Os dois lados têm bons argumentos, e acredito que a solução ideal pressupõe que ambos recuem um pouco suas posições clássicas: os economistas devem levar em consideração que, em países civilizados, os trabalhadores devem ter direitos mínimos assegurados; e os juristas devem levar em consideração os custos da regulação para as empresas. Sem que esses custos sejam levados em consideração, o sistema econômico encontrará alternativas externas à regulamentação jurídica. É por isso que muitas pessoas não pagam o INSS, empregadores contratam funcionários “sem carteira assinada” e muitos direitos trabalhistas não são respeitados.

Para evitar que isso aconteça, é preciso que a fiscalização do cumprimento das determinações legais seja mais eficiente, o que requer ainda mais recursos; e que a punição pelo descumprimento seja cada vez maior. Mas o próprio cumprimento das imposições legais pode gerar efeitos colaterais: os custos podem se tornar tão elevados que as empresas podem ter que reduzir o quadro de empregados para poder arcar com todos os custos inerentes à contratação.

As instituições também podem ser formuladas de modo a possibilitar que as pessoas ajam de maneira mais racional. Cass Sunstein , por exemplo, reconhece que os seres humanos têm limitações cognitivas que os fazem escolher opções “erradas” quando analisadas objetivamente. Por isso, ele propõe que as instituições devem ser desenhadas para que essas limitações não atrapalhem o processo de tomada de decisão: as instituições devem ser compreendidos como uma “arquitetura de escolhas”, que limitam as possibilidades de escolha para que as pessoas escolham opções boas.

Um exemplo do que ele sugere: uma das limitações cognitivas mais conhecidas dos seres humanos é o fato de as pessoas sobrevalorizarem o presente em relação ao futuro. Vários e vários testes mostram como as pessoas preferem receber R$ 10,00 hoje a R$ 15,00 daqui a 30 dias, mesmo com uma taxa de juros ganhos de 50%, maior do que os juros pagos no cheque especial. Alguns estudos mostram as origens evolutivas desse viés de nossa racionalidade. E é por isso que muita gente não consegue poupar uma parte do salário para usufruir no futuro, assegurando uma aposentadoria decente: as pessoas até querem poupar, mas esse viés é tão forte que faz com que elas não enxerguem qualquer racionalidade em poupar R$ 100 ou R$ 200 hoje para usufruir daqui a 30 anos. E R$ 200,00 mensais acumulados em 30 anos a uma taxa de 10% ao ano, com inflação anual de 4%, produziriam um valor acumulado de mais de R$ 200.000,00, o suficiente para gerar uma renda mensal real de R$ 2.000, já descontada a inflação (ou seja, seria o equivalente a R$ 2.000,00 hoje) – parece pouco, mas uma pessoa que ganhe R$ 1500,00 hoje e consiga fazer esse milagre de economizar R$ 200,00 mensais teria um acréscimo interessante em sua renda.
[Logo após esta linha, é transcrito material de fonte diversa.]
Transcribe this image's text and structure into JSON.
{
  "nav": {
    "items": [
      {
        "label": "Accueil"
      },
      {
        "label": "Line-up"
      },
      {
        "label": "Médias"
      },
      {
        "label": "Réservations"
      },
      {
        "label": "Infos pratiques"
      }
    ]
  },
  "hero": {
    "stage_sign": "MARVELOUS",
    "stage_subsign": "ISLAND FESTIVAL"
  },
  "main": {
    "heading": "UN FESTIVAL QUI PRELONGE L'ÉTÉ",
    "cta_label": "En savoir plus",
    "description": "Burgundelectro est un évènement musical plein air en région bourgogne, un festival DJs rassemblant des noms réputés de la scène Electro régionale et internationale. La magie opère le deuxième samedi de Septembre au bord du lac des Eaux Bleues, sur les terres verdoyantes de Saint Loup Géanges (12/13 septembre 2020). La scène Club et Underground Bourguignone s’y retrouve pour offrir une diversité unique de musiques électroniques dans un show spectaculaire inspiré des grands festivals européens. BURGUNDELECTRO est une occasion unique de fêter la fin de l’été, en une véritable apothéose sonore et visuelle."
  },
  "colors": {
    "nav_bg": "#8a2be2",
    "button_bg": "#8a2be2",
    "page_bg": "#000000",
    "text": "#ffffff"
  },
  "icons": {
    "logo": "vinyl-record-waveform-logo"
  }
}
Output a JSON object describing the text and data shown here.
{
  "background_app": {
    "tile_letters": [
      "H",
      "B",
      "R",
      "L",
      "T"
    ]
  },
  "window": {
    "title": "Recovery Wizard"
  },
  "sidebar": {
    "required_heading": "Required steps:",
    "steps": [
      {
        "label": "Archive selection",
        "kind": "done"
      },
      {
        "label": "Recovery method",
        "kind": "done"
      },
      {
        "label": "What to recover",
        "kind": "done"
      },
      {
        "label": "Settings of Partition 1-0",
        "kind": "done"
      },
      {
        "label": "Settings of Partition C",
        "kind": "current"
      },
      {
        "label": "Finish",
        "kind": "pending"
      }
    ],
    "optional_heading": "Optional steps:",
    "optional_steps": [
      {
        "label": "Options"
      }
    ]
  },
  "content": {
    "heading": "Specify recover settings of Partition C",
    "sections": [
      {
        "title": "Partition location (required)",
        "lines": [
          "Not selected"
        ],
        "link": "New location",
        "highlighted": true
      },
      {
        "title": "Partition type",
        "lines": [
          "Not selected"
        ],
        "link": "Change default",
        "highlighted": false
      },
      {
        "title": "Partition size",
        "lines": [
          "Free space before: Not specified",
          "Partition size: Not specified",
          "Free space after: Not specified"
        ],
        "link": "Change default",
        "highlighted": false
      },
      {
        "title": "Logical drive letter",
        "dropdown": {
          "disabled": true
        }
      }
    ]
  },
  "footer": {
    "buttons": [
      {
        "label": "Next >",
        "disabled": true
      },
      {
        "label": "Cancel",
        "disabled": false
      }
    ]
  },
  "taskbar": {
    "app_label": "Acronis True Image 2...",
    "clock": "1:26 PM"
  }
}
Sunstein sugere, então, que ao invés de sugerirmos à pessoa que poupe o dinheiro, estruturemos a sua escolha de tal maneira que, assim que o salário entre em sua conta, os R$ 100 ou R$ 200 sejam automaticamente aplicados em um investimento previamente definido. Algumas instituições nos EUA têm feito isso com sucesso: os investidores raramente têm sacado algum montante desse dinheiro (que é deixado à disponibilidade deles), deixando que os juros compostos façam o trabalho duro. Ou seja: uma pequeníssima mudança estrutural pode alterar a taxa de poupança das pessoas, tornando-as capazes de tomar decisões melhores, que não tomariam por conta de uma série de vieses que afetam nossa racionalidade.

Dessa forma, o direito pode ser utilizado como instrumento para que pessoas tomem decisões econômicas melhores, elevando o nível de eficiência do sistema econômico. É importante que os políticos tomem consciência dessas relações de reciprocidade entre economia e direito no momento de elaboração das políticas públicas.